Remix.run Logo
Open-weight 27B hits 38% on Terminal-Bench 2.0 (Opus 4.1 hit 38% in Aug 2025)(antigma.ai)
6 points by ubermon 9 hours ago | 10 comments
annjose 8 hours ago | parent | next [-]

> today's best runnable-offline model is roughly 6–8 months behind today's frontier.

But it doesn't matter because frontier models were extremely good 8 months ago and we were doing real work with them. Now we have more capable open-source agents like pi and OpenCode which work well with these models.

More importantly, offline models is the best choice for privacy, on-device inference and no token/cost anxiety.

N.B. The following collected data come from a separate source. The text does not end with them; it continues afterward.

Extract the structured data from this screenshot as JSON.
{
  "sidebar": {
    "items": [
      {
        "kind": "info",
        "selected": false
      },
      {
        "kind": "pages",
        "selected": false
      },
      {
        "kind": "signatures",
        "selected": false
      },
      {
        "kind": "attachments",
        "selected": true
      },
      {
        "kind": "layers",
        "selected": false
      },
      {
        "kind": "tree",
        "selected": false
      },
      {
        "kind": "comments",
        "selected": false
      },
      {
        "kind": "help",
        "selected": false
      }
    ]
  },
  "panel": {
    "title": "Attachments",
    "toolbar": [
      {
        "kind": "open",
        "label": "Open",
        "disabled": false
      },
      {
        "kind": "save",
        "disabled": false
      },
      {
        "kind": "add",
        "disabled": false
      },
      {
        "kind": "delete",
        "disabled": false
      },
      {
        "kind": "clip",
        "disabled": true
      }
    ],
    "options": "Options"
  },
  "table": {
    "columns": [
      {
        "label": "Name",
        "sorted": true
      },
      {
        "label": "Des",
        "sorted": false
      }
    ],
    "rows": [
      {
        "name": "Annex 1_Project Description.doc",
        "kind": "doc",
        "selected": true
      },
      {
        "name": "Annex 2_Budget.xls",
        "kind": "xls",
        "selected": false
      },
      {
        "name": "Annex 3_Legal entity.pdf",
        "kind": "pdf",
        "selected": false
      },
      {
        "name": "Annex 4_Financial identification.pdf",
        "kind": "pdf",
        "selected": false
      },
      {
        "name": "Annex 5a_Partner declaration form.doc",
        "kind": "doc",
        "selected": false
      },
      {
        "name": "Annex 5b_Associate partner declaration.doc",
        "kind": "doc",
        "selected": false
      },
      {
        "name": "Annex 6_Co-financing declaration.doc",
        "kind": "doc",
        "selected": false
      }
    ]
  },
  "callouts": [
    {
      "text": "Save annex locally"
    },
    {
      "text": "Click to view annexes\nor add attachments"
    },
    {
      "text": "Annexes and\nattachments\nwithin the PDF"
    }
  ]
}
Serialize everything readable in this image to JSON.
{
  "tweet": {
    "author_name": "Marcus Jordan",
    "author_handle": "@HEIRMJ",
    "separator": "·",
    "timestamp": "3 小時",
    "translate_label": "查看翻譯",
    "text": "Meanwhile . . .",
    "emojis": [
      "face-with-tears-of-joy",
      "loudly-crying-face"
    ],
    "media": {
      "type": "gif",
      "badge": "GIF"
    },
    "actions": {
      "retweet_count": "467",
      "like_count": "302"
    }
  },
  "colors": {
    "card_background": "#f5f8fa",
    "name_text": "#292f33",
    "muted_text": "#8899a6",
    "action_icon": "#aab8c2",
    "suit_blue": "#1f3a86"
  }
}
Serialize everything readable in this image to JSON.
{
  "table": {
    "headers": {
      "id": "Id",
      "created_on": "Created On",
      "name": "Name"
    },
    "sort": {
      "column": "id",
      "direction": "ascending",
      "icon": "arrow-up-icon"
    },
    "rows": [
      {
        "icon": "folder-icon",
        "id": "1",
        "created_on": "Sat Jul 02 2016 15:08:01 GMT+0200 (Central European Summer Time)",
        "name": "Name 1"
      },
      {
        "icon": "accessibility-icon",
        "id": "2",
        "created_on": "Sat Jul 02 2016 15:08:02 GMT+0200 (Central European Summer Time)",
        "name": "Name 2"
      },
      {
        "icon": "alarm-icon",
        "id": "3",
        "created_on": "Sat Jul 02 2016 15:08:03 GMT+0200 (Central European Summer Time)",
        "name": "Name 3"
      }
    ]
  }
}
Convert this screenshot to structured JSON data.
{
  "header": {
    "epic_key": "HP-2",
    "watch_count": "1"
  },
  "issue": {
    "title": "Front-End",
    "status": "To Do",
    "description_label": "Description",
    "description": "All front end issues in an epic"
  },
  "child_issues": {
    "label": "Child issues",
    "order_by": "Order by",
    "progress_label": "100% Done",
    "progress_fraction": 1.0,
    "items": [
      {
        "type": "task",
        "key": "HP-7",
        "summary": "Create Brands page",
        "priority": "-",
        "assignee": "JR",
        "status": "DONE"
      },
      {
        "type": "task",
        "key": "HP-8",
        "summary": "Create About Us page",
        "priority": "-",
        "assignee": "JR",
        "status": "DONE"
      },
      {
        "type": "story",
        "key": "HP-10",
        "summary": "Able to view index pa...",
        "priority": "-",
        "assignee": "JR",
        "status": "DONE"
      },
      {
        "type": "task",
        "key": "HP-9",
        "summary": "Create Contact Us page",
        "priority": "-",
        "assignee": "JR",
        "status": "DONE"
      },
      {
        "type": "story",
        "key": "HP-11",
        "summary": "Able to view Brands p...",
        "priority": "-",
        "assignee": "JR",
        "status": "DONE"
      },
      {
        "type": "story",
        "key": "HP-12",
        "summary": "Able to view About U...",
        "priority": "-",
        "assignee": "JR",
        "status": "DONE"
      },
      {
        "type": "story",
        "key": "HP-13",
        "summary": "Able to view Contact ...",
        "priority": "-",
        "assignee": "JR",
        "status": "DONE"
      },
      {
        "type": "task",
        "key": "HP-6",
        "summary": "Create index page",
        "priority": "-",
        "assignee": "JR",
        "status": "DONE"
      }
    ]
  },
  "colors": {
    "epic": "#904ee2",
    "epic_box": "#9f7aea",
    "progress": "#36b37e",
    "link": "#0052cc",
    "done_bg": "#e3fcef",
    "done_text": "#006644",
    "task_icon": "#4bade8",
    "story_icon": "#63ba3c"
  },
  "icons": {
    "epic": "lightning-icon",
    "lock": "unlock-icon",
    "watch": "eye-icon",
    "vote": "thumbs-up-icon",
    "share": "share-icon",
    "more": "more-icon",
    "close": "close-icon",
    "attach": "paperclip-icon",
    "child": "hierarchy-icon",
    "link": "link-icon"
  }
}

swrrt 3 hours ago | parent | next [-]

Yep, offline mode is useful for edge devices also. I am considering deploying a extremely small model on steam deck actually.

ubermon 6 hours ago | parent | prev [-]

Totally agree! I think we are very early on discovering the full potential of local models

merkleforest 7 hours ago | parent | prev | next [-]

> 2. How local use feels in practice

Do we have stats on how does the models do on Mac M-series chips?

ubermon 6 hours ago | parent [-]

Not yet, will conduct a more comprehensive one later

timothyshen123 8 hours ago | parent | prev | next [-]

Interesting find on this. Thanks for sharing

ubermon 6 hours ago | parent [-]

Thank you! I think there is a lot to dive deep later with different hardware, inference engine, prompt/harness setup etc.

debpack 8 hours ago | parent | prev | next [-]

this is super sick man

ubermon 6 hours ago | parent [-]

Thanks!

ubermon 9 hours ago | parent | prev [-]

[dead]